A community garden program started by a late veteran is continuing to thrive after her death and it's all thanks to the community keeping her dream a reality.
After graduating from the Battle Ground to Breaking Ground program at Texas A&M, Kelly Flading decided to continue serving her community in the form of flower beds and sprouting seeds. The Texas A&M program teaches veterans to grow and make connections within the agriculture community.
Those who knew Flading said her choice of outreach fit the person she was.
”Everybody who I know who met her, immediately knew the level of just goodness, good spirit, good energy she had for her neighbors, for our community, for her fellow and sister veterans,” said Kristin Wright, co-founder and board chair of Killeen Creators.
Flading’s dream of starting a community garden came true after she gave a speech at a political event that inspired Wright and together, they founded the nonprofit Killeen Creators.

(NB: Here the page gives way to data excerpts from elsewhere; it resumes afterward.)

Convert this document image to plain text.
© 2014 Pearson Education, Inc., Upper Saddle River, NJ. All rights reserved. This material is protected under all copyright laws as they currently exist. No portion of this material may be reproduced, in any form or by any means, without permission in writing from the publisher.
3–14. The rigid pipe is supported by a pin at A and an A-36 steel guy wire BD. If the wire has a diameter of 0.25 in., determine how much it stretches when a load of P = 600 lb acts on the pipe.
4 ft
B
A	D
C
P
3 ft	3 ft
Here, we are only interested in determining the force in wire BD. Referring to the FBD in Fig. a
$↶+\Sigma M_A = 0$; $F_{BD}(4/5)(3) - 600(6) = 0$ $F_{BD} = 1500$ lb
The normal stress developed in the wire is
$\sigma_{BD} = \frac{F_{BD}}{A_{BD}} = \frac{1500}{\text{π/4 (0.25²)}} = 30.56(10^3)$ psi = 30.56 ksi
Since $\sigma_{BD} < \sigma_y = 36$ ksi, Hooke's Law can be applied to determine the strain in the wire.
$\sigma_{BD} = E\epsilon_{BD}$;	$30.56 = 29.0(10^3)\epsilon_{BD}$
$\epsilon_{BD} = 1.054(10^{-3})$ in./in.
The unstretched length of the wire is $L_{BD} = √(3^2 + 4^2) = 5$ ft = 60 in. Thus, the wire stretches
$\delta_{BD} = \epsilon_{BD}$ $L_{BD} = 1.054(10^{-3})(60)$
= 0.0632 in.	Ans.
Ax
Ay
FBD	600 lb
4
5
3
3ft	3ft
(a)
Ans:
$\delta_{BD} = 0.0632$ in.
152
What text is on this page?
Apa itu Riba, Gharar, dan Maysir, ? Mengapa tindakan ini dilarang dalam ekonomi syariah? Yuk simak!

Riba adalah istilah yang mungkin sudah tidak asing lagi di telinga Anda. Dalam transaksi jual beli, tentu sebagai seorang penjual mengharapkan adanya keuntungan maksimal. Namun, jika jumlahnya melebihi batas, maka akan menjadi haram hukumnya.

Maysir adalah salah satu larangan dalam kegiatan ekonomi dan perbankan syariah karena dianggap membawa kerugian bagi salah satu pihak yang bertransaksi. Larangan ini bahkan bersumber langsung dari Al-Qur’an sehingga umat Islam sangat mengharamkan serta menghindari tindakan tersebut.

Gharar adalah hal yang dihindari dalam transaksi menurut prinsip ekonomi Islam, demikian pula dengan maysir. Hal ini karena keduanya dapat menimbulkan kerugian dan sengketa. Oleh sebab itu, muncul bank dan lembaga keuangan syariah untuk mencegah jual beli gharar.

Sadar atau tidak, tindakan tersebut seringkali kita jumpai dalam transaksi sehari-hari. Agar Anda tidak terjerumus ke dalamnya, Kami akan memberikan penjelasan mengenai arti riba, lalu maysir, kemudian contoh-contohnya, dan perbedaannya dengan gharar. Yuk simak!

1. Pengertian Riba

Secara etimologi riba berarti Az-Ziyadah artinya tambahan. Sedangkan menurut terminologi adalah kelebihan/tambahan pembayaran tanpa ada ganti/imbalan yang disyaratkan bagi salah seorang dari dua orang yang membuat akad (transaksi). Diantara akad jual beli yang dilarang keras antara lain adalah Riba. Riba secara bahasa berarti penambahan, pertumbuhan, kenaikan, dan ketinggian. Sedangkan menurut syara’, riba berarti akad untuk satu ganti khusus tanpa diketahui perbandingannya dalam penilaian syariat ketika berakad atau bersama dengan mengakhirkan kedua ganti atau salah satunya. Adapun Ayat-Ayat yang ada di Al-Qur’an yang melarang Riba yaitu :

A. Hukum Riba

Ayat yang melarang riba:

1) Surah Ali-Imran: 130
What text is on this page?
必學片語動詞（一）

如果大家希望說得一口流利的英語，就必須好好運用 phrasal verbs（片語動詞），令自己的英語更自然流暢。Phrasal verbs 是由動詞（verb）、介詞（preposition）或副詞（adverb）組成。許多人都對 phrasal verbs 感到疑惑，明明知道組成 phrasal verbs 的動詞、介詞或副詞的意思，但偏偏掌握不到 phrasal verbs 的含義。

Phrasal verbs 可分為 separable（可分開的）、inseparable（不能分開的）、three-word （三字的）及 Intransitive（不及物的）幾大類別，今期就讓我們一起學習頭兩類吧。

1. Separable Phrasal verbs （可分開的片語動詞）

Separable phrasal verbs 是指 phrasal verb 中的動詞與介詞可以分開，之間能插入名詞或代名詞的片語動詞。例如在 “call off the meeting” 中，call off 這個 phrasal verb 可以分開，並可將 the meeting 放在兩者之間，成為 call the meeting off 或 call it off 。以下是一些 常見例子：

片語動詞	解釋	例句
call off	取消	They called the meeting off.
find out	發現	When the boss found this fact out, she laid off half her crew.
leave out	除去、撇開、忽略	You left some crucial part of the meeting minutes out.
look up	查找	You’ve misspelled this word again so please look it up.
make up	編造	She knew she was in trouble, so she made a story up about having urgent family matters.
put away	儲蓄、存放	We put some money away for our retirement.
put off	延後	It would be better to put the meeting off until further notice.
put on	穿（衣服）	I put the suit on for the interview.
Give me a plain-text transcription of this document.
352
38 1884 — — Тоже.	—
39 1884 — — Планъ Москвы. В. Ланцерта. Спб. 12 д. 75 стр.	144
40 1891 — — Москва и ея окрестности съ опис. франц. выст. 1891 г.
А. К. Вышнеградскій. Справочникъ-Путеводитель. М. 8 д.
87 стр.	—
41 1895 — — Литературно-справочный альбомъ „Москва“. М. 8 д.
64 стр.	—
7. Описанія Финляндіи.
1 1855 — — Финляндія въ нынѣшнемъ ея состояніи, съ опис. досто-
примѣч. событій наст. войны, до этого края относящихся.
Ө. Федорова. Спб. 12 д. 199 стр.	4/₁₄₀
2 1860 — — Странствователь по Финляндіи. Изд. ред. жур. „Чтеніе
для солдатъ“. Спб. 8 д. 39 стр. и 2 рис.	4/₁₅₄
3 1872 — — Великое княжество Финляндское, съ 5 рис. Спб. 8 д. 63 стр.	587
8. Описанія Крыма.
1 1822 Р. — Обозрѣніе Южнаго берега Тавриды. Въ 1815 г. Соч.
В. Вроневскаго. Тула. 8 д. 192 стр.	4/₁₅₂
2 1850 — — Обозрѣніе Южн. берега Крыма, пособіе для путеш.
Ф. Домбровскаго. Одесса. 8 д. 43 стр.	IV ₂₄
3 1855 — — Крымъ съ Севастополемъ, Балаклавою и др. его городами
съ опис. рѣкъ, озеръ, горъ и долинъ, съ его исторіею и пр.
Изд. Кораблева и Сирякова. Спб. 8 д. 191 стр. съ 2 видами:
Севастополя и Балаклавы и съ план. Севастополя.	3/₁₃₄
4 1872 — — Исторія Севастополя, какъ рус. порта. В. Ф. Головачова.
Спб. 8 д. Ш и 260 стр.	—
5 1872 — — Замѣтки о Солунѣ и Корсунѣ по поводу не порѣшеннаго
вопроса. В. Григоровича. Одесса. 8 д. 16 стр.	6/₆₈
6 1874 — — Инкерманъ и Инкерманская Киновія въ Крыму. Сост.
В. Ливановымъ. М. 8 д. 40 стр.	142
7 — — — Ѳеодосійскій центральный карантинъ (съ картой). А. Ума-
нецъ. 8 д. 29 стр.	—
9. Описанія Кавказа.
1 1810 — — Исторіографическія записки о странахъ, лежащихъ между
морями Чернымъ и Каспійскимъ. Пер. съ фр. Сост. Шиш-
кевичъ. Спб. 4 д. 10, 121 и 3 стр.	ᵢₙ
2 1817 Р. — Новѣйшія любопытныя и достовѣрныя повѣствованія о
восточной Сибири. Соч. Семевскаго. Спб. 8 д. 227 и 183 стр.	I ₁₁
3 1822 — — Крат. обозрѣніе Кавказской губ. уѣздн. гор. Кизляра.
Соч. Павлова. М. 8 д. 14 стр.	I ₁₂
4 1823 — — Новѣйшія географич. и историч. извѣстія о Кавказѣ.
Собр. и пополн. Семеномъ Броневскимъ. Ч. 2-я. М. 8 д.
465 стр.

”I got in touch with her and said, I think we should start a nonprofit," said Wright. "Later that day Louie Minor, who owns Minor Construction and had a lot of land in town ... called her as well.”
Just like that, a dream became a reality and now the community and her fellow veterans are determined to keep the gardens going.
”I’ve seen what this little garden means to the local community and the neighborhood," said Louie Minor, Iraq war veteran, and Killeen Creators board member. "There's many times that I drive by there and there’s people sitting outside, or walking their dogs, or watering the garden."
The gardens were created to serve the community of North Killeen and that is reason enough to keep them going but, not the only reason. For Flading's fellow veterans, it’s also about being there and honoring their sister veteran.
”We were trained to help each other out," said Minor. "We were trained to help our battle buddies out and to never leave someone behind. In Kelly’s case, it would be leaving Kelly’s dream behind.”
Flading’s dream won’t be forgotten, and it’s a tribute and honor that matches the goal she had to continue her service after taking off the uniform.
”She was continuing to serve her country, in her community, in the way she knew how," said Wright. "That for her was life long commitment.”
The community gardens in downtown Killeen are a testament to how veterans stick together and continue to serve their country, even when they have taken off the uniform.